Los pescados, como el arenque, la caballa, la sardina, el salmón, el atún y la anguila se denominan a menudo pescados grasos. La proporción de grasa de los mismos varía en función de la estación del año. Los pescados blancos, como el bacalao, el abadejo y la platija, contienen poca grasa, excepto en el hígado. El hígado de pescado es una rica fuente de vitaminas A y D.
 
El contenido en grasa de muchos alimentos, especialmente de la carne, presenta amplias variaciones. La cantidad de grasa de la dieta suele ser mas elevada en las familias y países mas ricos.

En Gran Bretaña, España y en la mayoría de los países desarrollados la grasa ha aportado durante años aproximadamente el 40% del valor energético de la dieta, pero en los países mas pobres del mundo, menos del 10% de la energía de la dieta procede de la grasa.
 
La relación media entre ácidos grasos y poliinsaturados y ácidos grasos saturados en la dieta (Relacion P/S) es de, aproximadamente, 0,31, habiendo experimentado un incremento desde 1970 (0,21).

Grasas y salud

Las dietas de los países pobres presentan a menudo escaso valor energético y las Naciones Unidas han recomendado un incremento del consumo de grasas en estos países, para aumentar el valor nutricional de estas dietas. Por el contrario, las Naciones Unidas y otros organismos han recomendado una disminución del contenido en grasa de las dietas de la población de los países ricos, como medio para reducir el riesgo de enfermedades cardiacas. En Reino Unido, el Departamento de Sanidad y Seguridad Social recomienda que los adultos y niños de mas de 5 años cuyas dietas aporten más del 35% de la energía total en forma de grasa, o más de un 15% de la misma como ácidos grasos saturados y ácidos grasos insaturados trans  ajusten su dieta a esos valores. Aunque no se hacen recomendaciones sobre el consumo de ácidos grasos poliinsaturados, puede ser necesario cierto incremento de los mismos para mantener la palatabilidad.
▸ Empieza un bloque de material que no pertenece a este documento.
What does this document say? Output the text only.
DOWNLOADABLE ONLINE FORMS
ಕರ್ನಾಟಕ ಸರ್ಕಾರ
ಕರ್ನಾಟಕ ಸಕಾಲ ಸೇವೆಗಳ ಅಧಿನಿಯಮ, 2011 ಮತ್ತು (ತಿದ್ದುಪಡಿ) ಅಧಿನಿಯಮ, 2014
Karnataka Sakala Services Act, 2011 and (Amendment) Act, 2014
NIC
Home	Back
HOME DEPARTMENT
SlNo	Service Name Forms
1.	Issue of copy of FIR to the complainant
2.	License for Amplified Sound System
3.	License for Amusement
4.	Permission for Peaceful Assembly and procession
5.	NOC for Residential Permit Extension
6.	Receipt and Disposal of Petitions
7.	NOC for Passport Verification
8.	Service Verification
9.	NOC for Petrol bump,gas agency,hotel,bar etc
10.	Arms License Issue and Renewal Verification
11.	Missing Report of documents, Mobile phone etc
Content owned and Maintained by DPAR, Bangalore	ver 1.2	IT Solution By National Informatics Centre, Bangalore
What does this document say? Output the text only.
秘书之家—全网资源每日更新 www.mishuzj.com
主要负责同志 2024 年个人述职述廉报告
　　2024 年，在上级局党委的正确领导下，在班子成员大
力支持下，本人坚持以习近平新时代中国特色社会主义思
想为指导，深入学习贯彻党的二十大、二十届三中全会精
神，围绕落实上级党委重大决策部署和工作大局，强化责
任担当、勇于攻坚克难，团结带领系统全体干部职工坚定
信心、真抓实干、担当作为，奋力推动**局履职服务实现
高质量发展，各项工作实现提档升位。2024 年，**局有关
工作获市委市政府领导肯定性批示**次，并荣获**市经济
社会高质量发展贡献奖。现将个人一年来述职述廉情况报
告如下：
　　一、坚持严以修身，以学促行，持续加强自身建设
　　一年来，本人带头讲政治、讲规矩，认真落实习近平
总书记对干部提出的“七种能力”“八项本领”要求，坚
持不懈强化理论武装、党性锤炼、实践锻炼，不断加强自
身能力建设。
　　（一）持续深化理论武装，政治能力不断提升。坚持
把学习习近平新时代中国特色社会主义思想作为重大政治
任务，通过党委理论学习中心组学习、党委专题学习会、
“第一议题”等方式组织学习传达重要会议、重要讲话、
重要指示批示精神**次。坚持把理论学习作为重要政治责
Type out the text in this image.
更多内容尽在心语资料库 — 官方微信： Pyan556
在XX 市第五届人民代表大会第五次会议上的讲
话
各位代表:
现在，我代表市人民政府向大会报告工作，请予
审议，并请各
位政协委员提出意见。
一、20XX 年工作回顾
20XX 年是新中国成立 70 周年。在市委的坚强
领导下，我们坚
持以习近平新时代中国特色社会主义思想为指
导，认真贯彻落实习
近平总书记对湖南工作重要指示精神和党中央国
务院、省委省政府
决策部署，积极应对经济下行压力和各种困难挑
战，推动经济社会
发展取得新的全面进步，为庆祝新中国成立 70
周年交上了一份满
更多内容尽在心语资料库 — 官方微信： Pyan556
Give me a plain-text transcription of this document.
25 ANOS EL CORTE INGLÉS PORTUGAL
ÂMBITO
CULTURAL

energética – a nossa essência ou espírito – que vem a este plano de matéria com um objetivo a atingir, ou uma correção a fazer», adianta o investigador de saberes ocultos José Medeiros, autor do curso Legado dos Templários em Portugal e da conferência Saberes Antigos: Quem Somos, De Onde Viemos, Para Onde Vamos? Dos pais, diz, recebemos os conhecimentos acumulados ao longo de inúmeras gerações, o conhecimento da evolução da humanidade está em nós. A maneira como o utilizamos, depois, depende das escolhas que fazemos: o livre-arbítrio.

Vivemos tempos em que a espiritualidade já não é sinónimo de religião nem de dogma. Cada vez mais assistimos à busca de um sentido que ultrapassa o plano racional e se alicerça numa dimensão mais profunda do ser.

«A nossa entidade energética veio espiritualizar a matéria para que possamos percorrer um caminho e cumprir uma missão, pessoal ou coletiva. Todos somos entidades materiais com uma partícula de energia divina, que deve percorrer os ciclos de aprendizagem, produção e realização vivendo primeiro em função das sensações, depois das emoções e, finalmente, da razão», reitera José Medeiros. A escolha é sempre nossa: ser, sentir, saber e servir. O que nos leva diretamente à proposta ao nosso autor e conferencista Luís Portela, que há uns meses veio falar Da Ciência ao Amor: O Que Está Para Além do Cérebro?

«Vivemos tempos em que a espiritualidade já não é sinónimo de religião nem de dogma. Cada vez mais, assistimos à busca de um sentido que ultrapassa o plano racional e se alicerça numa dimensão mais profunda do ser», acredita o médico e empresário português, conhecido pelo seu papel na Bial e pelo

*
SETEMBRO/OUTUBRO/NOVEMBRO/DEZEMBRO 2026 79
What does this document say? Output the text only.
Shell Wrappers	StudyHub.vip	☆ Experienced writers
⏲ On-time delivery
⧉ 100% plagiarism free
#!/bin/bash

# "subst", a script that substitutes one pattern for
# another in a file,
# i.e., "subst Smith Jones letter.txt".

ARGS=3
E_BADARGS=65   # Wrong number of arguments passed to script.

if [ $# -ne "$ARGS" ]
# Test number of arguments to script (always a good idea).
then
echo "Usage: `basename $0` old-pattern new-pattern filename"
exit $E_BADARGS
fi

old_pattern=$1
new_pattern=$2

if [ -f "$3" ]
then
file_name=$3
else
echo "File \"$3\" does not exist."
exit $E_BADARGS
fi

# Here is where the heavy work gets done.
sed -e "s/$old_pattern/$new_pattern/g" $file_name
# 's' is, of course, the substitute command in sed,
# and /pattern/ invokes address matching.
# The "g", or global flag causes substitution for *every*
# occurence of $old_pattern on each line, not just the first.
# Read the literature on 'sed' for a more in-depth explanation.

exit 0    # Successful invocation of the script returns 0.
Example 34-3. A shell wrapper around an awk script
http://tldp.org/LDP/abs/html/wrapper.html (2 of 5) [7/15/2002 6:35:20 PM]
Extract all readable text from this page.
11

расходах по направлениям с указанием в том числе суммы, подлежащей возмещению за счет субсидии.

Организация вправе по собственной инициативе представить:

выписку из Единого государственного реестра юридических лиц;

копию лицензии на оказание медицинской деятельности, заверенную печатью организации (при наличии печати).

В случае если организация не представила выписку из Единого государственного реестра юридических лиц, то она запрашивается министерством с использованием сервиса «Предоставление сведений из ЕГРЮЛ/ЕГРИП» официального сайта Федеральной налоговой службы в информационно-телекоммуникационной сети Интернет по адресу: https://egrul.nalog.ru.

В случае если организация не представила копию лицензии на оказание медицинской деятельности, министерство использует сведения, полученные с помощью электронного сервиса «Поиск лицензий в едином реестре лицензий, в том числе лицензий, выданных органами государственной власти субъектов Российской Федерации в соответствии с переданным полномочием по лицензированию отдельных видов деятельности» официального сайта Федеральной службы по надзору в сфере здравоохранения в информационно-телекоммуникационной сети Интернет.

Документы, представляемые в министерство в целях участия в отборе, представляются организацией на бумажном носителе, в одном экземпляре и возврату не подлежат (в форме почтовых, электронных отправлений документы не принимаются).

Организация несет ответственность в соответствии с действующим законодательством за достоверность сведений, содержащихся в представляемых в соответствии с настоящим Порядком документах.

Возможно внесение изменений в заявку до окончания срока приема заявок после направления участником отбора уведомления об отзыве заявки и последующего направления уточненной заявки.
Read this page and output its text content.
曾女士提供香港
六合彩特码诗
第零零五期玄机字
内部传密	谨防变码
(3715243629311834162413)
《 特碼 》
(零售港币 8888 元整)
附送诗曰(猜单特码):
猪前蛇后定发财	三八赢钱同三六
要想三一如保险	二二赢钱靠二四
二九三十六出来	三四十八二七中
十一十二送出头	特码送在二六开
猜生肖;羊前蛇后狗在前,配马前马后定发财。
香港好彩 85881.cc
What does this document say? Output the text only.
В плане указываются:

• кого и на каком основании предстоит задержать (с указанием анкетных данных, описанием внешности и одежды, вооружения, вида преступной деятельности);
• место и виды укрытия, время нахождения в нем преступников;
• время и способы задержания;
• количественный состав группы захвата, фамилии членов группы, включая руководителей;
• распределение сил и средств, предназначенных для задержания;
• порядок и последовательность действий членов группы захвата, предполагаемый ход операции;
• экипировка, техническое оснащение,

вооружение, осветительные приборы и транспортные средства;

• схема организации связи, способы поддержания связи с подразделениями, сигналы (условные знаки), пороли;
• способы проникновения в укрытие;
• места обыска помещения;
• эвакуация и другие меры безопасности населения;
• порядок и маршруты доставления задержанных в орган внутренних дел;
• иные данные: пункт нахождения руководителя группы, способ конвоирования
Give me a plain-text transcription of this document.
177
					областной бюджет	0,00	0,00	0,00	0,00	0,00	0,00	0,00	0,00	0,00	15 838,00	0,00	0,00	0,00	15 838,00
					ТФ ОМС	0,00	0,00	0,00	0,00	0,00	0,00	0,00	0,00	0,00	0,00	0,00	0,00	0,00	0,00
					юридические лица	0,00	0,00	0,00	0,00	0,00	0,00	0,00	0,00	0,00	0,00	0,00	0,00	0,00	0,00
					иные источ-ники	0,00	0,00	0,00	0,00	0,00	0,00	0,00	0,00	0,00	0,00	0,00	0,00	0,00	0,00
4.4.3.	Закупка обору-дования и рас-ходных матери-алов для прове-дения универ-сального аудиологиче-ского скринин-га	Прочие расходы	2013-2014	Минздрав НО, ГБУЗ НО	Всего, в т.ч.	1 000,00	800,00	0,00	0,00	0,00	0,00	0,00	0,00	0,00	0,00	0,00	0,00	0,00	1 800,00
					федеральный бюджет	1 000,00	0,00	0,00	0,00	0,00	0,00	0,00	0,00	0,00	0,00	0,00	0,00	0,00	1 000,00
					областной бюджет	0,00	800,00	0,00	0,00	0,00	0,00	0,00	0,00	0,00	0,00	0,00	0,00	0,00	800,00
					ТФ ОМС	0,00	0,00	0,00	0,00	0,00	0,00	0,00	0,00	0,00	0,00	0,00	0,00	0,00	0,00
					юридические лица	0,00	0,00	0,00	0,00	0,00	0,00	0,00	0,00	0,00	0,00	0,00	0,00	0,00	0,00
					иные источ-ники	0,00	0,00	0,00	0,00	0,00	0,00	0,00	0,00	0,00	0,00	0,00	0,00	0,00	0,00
Las concentraciones elevadas de colesterol en sangre se asocian con un alto riesgo de padecimiento de enfermedades cardiovasculares. Las ingestas de ácidos grasos saturados en elevada cantidad pueden aumentar el nivel de colesterol en individuos susceptibles. Sin embargo, el colesterol de la dieta tiene muy poco o ningún efecto. Cualquier deficiencia de colesterol se suple por síntesis hepática.